Search code examples
pythonpython-3.xserializationyamlpyyaml

Python yaml writes empty file if dump fails


I have the following snippet:

if file:
    try:
        with open(file, 'w') as outfile:
            try:
                yaml.dump(self.dataset_configuration, outfile, default_flow_style=False)
                self.dataset_configuration_file = file
            except yaml.YAMLError as ex:
                _logger.error("An error has occurred while trying to save dataset configuration:\n", ex)
    except OSError as ex:
        _logger.error(f"Unable to create file '{self.dataset_configuration_file}' "
                      f"to persist the dataset configuration\n", ex)

I've noticed that sometimes, if the object cannot be picked/serialized, then the dump method would fail and write an empty file. Is there a quick option to not overwrite the opened file if it already exists or do I have to make a copy of the file, and then if the dump operation fails, I would restore the file?

The above, as per @martineau's suggestion, can be also rewritten as:

if file:
    serialized_object_string = ''
    try:
        serialized_object_string = yaml.dump(self.dataset_configuration, default_flow_style=False)
    except yaml.YAMLError as ex:
        _logger.error("An error has occurred while trying to save dataset configuration:\n", ex)
    if serialized_object_string:
        try:
            with open(file, 'w') as output_file:
                output_file.write(serialized_object_string)
                self.dataset_configuration_file = file
        except OSError as ex:
            _logger.error(f"Unable to create file '{self.dataset_configuration_file}' "
                          f"to persist the dataset configuration\n", ex)

In this case, first a string representation of the object would be created, and then it would be written to file if it isn't empty or failed to serialize. Would there be a significant penalty for not going through a Stream object? What happens if the string representation is very big?
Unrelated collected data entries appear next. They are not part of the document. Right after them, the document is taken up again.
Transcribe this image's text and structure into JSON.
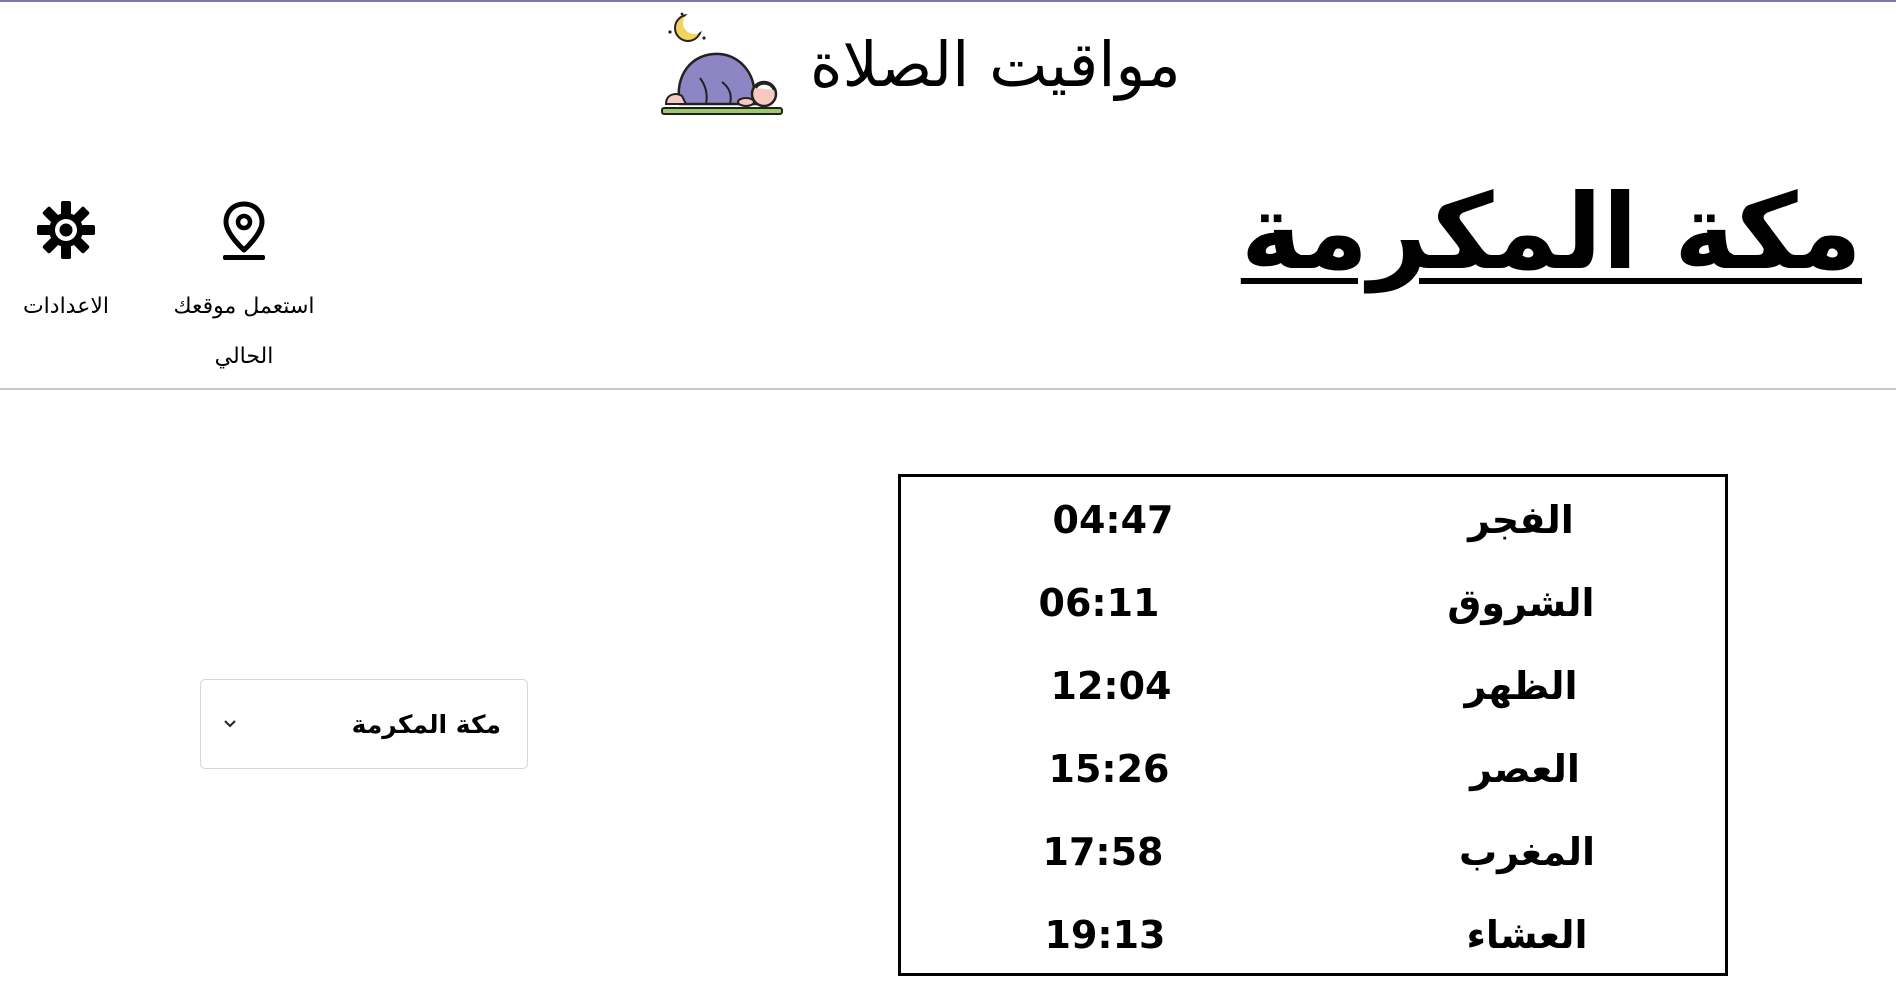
{
  "header": {
    "title": "مواقيت الصلاة",
    "logo_icon": "praying-person-crescent-icon"
  },
  "city": {
    "title": "مكة المكرمة"
  },
  "actions": {
    "location_label": "استعمل موقعك الحالي",
    "location_icon": "map-pin-icon",
    "settings_label": "الاعدادات",
    "settings_icon": "gear-icon"
  },
  "city_select": {
    "selected": "مكة المكرمة",
    "icon": "chevron-down-icon"
  },
  "prayers": [
    {
      "name": "الفجر",
      "time": "04:47"
    },
    {
      "name": "الشروق",
      "time": "06:11"
    },
    {
      "name": "الظهر",
      "time": "12:04"
    },
    {
      "name": "العصر",
      "time": "15:26"
    },
    {
      "name": "المغرب",
      "time": "17:58"
    },
    {
      "name": "العشاء",
      "time": "19:13"
    }
  ],
  "colors": {
    "top_border": "#7a7aa8",
    "figure_robe": "#8e86c4",
    "moon": "#f2d45c",
    "mat": "#9cc96b"
  }
}
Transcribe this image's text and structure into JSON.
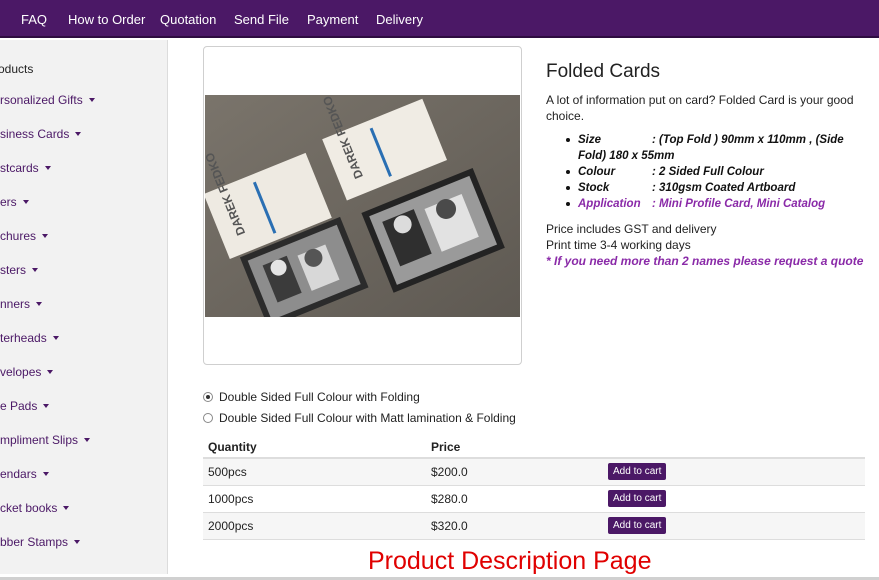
{
  "nav": {
    "items": [
      "FAQ",
      "How to Order",
      "Quotation",
      "Send File",
      "Payment",
      "Delivery"
    ]
  },
  "sidebar": {
    "title": "roducts",
    "items": [
      "rsonalized Gifts",
      "siness Cards",
      "stcards",
      "ers",
      "chures",
      "sters",
      "nners",
      "terheads",
      "velopes",
      "e Pads",
      "mpliment Slips",
      "endars",
      "cket books",
      "bber Stamps"
    ]
  },
  "product": {
    "title": "Folded Cards",
    "description": "A lot of information put on card? Folded Card is your good choice.",
    "specs": [
      {
        "key": "Size",
        "value": ": (Top Fold ) 90mm x 110mm , (Side Fold) 180 x 55mm"
      },
      {
        "key": "Colour",
        "value": ": 2 Sided Full Colour"
      },
      {
        "key": "Stock",
        "value": ": 310gsm Coated Artboard"
      },
      {
        "key": "Application",
        "value": ": Mini Profile Card, Mini Catalog"
      }
    ],
    "price_note": "Price includes GST and delivery",
    "print_time": "Print time 3-4 working days",
    "names_note": "* If you need more than 2 names please request a quote",
    "card_text": "DAREK FEDKO"
  },
  "options": [
    {
      "label": "Double Sided Full Colour with Folding",
      "selected": true
    },
    {
      "label": "Double Sided Full Colour with Matt lamination & Folding",
      "selected": false
    }
  ],
  "table": {
    "headers": {
      "quantity": "Quantity",
      "price": "Price"
    },
    "rows": [
      {
        "quantity": "500pcs",
        "price": "$200.0",
        "button": "Add to cart"
      },
      {
        "quantity": "1000pcs",
        "price": "$280.0",
        "button": "Add to cart"
      },
      {
        "quantity": "2000pcs",
        "price": "$320.0",
        "button": "Add to cart"
      }
    ]
  },
  "caption": "Product Description Page",
  "colors": {
    "brand": "#4b1866",
    "accent_text": "#8a2aa8",
    "caption": "#e00000"
  }
}
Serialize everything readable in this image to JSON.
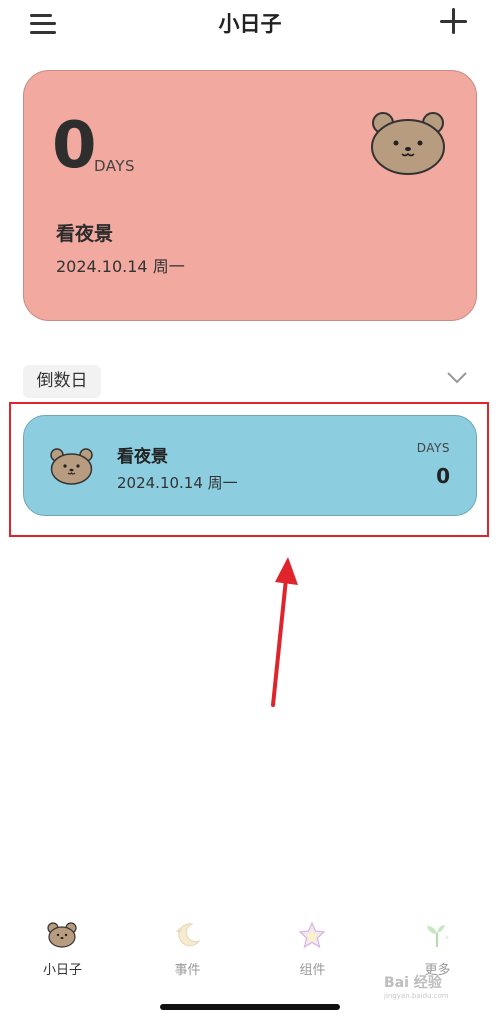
{
  "header": {
    "title": "小日子"
  },
  "hero": {
    "count": "0",
    "unit": "DAYS",
    "event_name": "看夜景",
    "date": "2024.10.14 周一",
    "bg_color": "#f1a9a0",
    "icon": "bear-face-icon"
  },
  "section": {
    "label": "倒数日",
    "toggle_icon": "chevron-down-icon"
  },
  "event_card": {
    "event_name": "看夜景",
    "date": "2024.10.14 周一",
    "unit": "DAYS",
    "count": "0",
    "bg_color": "#8ccde0",
    "icon": "bear-face-icon"
  },
  "annotation": {
    "highlight_color": "#e0242c"
  },
  "tabbar": {
    "tabs": [
      {
        "label": "小日子",
        "icon": "bear-icon",
        "active": true
      },
      {
        "label": "事件",
        "icon": "moon-icon",
        "active": false
      },
      {
        "label": "组件",
        "icon": "star-icon",
        "active": false
      },
      {
        "label": "更多",
        "icon": "sprout-icon",
        "active": false
      }
    ]
  },
  "watermark": {
    "text": "Bai 经验",
    "sub": "jingyan.baidu.com"
  }
}
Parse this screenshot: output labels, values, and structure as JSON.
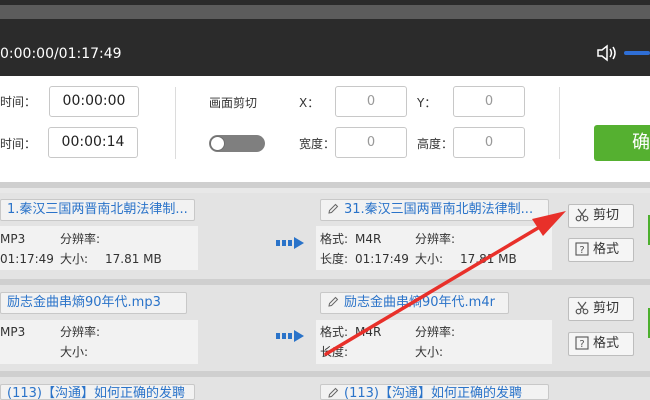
{
  "player": {
    "time": "0:00:00/01:17:49"
  },
  "settings": {
    "start_label": "时间：",
    "start_value": "00:00:00",
    "end_label": "时间：",
    "end_value": "00:00:14",
    "crop_label": "画面剪切",
    "x_label": "X：",
    "x_value": "0",
    "y_label": "Y：",
    "y_value": "0",
    "width_label": "宽度：",
    "width_value": "0",
    "height_label": "高度：",
    "height_value": "0",
    "confirm_label": "确"
  },
  "labels": {
    "format": "格式:",
    "resolution": "分辨率:",
    "duration": "长度:",
    "size": "大小:",
    "cut": "剪切",
    "format_btn": "格式"
  },
  "rows": [
    {
      "src_name": "1.秦汉三国两晋南北朝法律制...",
      "src_format": "MP3",
      "src_duration": "01:17:49",
      "src_size": "17.81 MB",
      "dst_name": "31.秦汉三国两晋南北朝法律制...",
      "dst_format": "M4R",
      "dst_duration": "01:17:49",
      "dst_size": "17.81 MB"
    },
    {
      "src_name": "励志金曲串熵90年代.mp3",
      "src_format": "MP3",
      "dst_name": "励志金曲串熵90年代.m4r",
      "dst_format": "M4R"
    },
    {
      "src_name": "(113)【沟通】如何正确的发聘",
      "dst_name": "(113)【沟通】如何正确的发聘"
    }
  ],
  "colors": {
    "accent_blue": "#2a73c9",
    "confirm_green": "#55b030",
    "annotation_red": "#e8302a"
  }
}
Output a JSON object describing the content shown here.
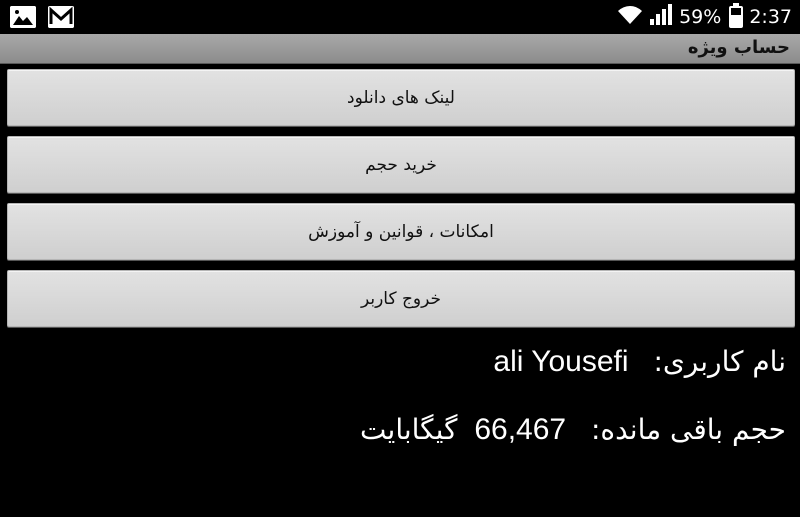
{
  "status_bar": {
    "icons_left": [
      "image-icon",
      "gmail-icon"
    ],
    "battery_percent": "59%",
    "battery_level": 0.59,
    "time": "2:37",
    "icons_right": [
      "wifi-icon",
      "signal-icon",
      "battery-icon"
    ]
  },
  "title_bar": {
    "title": "حساب ویژه"
  },
  "menu": {
    "buttons": [
      {
        "label": "لینک های دانلود"
      },
      {
        "label": "خرید حجم"
      },
      {
        "label": "امکانات ، قوانین و آموزش"
      },
      {
        "label": "خروج کاربر"
      }
    ]
  },
  "account": {
    "username_label": "نام کاربری:",
    "username_value": "ali Yousefi",
    "remaining_label": "حجم باقی مانده:",
    "remaining_value": "66,467",
    "remaining_unit": "گیگابایت"
  }
}
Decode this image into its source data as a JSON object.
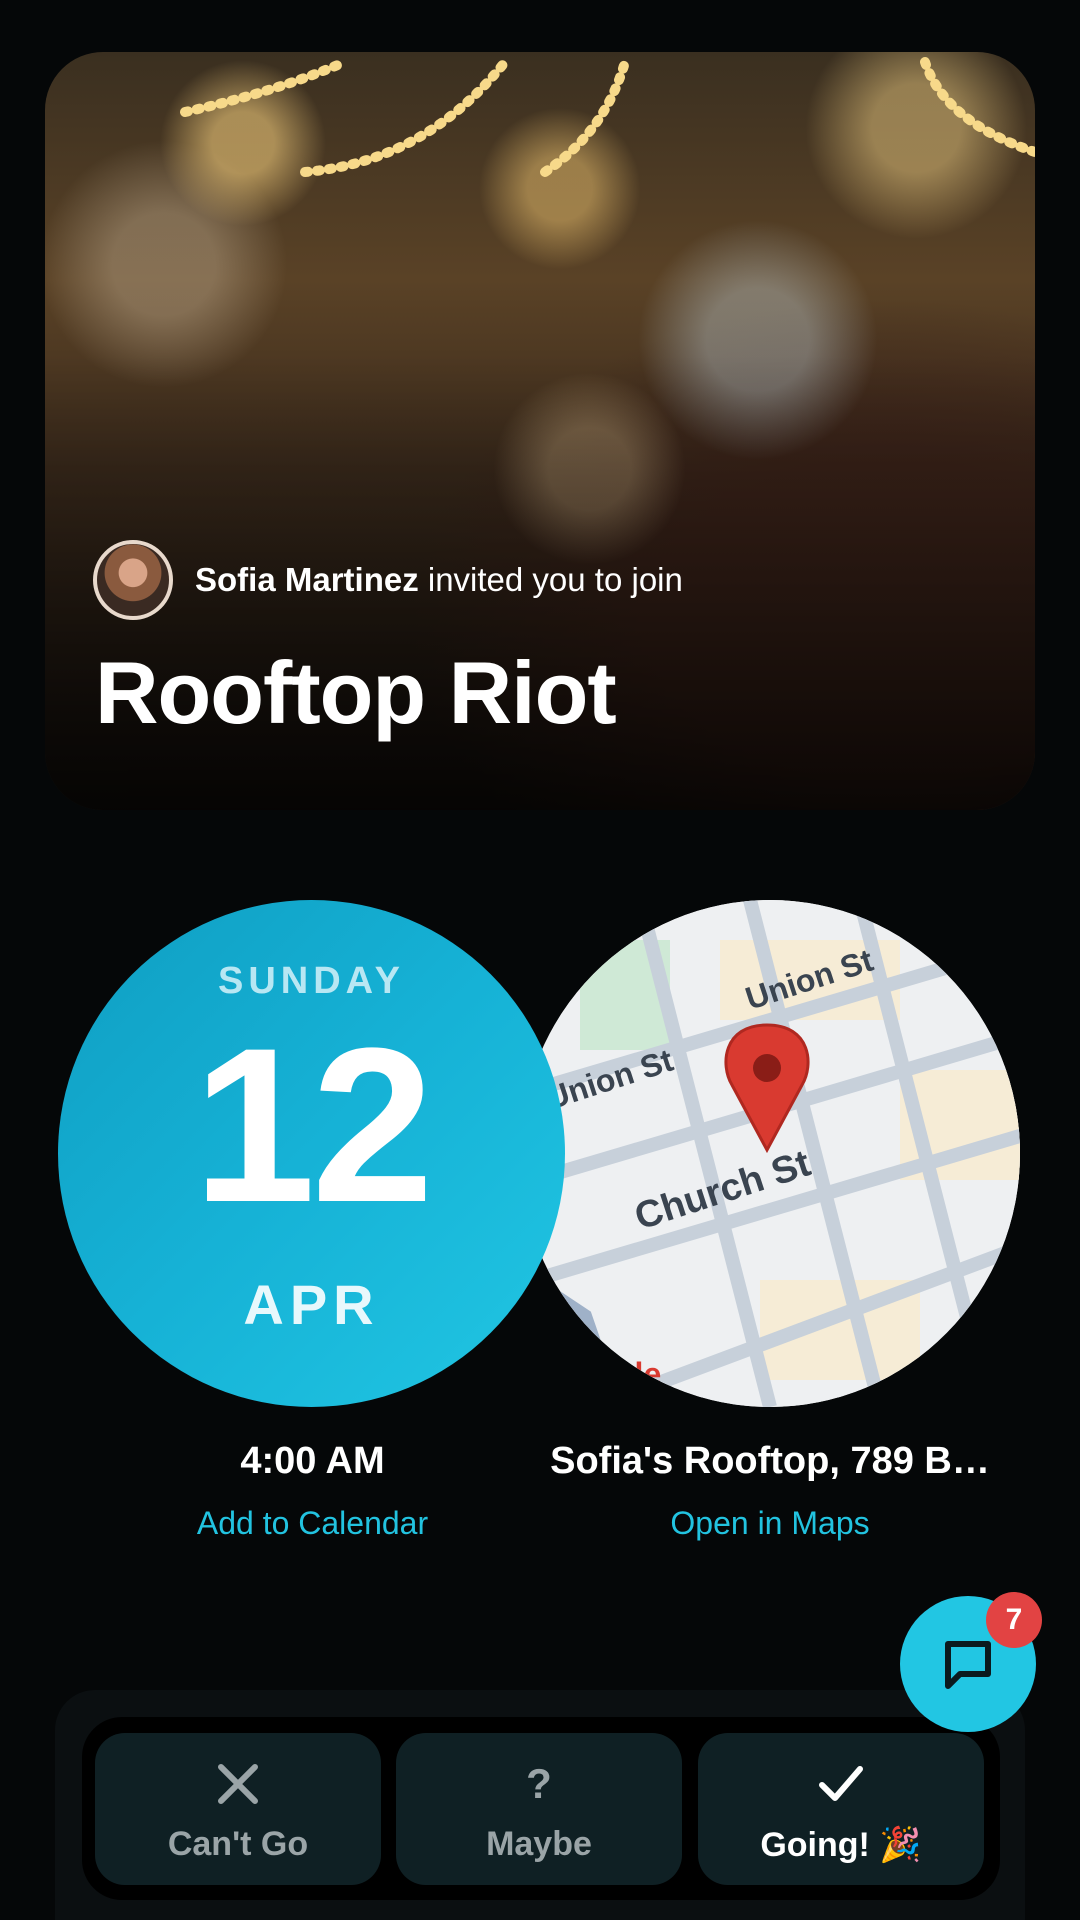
{
  "event": {
    "inviter_name": "Sofia Martinez",
    "invite_suffix": "invited you to join",
    "title": "Rooftop Riot"
  },
  "date": {
    "weekday": "SUNDAY",
    "day": "12",
    "month": "APR",
    "time": "4:00 AM",
    "add_calendar_label": "Add to Calendar"
  },
  "location": {
    "address": "Sofia's Rooftop, 789 B…",
    "open_maps_label": "Open in Maps",
    "map_labels": {
      "street1": "Union St",
      "street2": "Union St",
      "street3": "Church St",
      "logo_fragment": "gle"
    }
  },
  "chat": {
    "unread_count": "7"
  },
  "rsvp": {
    "cant_go": "Can't Go",
    "maybe": "Maybe",
    "maybe_icon": "?",
    "going": "Going! 🎉"
  },
  "colors": {
    "accent": "#22c6e3",
    "badge": "#e24343",
    "date_circle": "#16b2d6"
  }
}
Is there a "native" way to do it the above in one operation?


Solution

  • The above, as per @martineau's suggestion, can be also rewritten as:

    if file:
        serialized_object_string = ''
        try:
            serialized_object_string = yaml.dump(self.dataset_configuration, default_flow_style=False)
        except yaml.YAMLError as ex:
            _logger.error("An error has occurred while trying to save dataset configuration:\n", ex)
        if serialized_object_string:
            try:
                with open(file, 'w') as output_file:
                    output_file.write(serialized_object_string)
                    self.dataset_configuration_file = file
            except OSError as ex:
                _logger.error(f"Unable to create file '{self.dataset_configuration_file}' "
                              f"to persist the dataset configuration\n", ex)
    

    It works, although I was hoping for more of an "integrated" solution.